The development of true ideas and concepts is based upon rich sensory experiences. True knowing is to be fully awake to sensation – to experiences that are full of sensation.
As a teacher, I have found that the only time I am really preparing students for the life that they will live, the life of the future, is when I teach them how to fully use their senses and live in the present.
Mr D’Aleo’s keynotes touched so many important issues regarding education and science, and I can’t possibly touch on all of it. He has some great articles on his website that you can check out. Perhaps the greatest emphasis was on guiding people, particularly children and adolescents, to develop the ability to perceive what is happening in the world around us using our senses. Our senses influence our ability to think and use logic, forming a powerful toolset that, when combined with artistic sensibilities, and freedom to think creatively, allow us to see possibilities and solutions to complex problems. The connection between students and the natural world, inspiring a keen interest in the interconnectedness of all things, is a central foundation of Waldorf education.
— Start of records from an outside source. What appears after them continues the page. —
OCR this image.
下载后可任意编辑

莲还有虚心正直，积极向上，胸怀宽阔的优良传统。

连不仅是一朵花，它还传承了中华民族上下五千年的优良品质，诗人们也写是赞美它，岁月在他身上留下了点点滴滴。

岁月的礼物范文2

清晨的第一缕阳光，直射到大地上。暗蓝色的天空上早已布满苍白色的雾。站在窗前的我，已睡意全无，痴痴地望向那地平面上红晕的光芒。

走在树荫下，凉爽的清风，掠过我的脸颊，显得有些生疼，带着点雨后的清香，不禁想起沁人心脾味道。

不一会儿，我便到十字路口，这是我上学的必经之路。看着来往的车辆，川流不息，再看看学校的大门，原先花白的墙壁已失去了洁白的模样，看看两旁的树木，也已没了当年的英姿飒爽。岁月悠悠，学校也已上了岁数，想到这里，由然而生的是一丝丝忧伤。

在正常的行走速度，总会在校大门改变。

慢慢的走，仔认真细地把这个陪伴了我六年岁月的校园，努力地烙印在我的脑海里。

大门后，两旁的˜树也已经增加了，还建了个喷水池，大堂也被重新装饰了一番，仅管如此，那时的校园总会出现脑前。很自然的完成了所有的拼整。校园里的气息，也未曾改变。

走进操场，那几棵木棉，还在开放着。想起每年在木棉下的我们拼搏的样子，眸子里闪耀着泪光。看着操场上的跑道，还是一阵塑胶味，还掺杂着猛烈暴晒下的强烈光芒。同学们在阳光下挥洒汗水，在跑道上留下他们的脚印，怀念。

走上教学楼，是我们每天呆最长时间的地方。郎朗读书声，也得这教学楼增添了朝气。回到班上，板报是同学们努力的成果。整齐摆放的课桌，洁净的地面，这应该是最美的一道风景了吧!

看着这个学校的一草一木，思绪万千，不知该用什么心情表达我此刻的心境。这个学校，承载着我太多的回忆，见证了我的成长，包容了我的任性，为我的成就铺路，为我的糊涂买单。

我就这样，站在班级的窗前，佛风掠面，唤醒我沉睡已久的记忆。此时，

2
We live in an object based world, at least we think we do. Yet, as science has evolved concepts of matter are no longer, and we now understand the world to be a system of energy. We are all connected to each other, and to the world we exist within through energy. Mr D’Aleo reinforced the need to approach the world based on relationships rather than a focus on objects. How do we do this: being present. Yet, the technologically centred world we exist in has a great tendency to disconnect us, even though we think we are more connected. Having worked in the electronics industry, and being a mechanical engineer, D’Aleo is not advocating against technology, rather to be more aware of our relationship with it.
The ability to perceive what is happening around us has always been the starting point for all truthful insights and new ways of thinking. The healthy development of the senses is most powerfully accomplished in the early years of life. Our senses develop most richly in conjunction with regular exposure to the powerful yet subtle integration of the natural world.
Although he never used the words, what Mr D’Aleo is talking about, and what he teaches his students, is “systems thinking”. Waldorf approaches this by combining humanities, and sciences with a relationship to the natural world, by synthesizing inner and outer experiences. This is the focus of my documentary, understanding how energy, food, and water issues exist within a global system. Exploring the interconnectedness within the global system, and inspiring a greater understanding of the positive and negative consequences of the choices before us. We all have a unique relationship to the world and to those around us, yet how often do we take time to contemplate it?
I have not started reading this yet, but Mr D’Aleo also has a new book on his website that is available for free download. The book is called “Embracing Materialism and Letting It Go“. I look forward to its insights.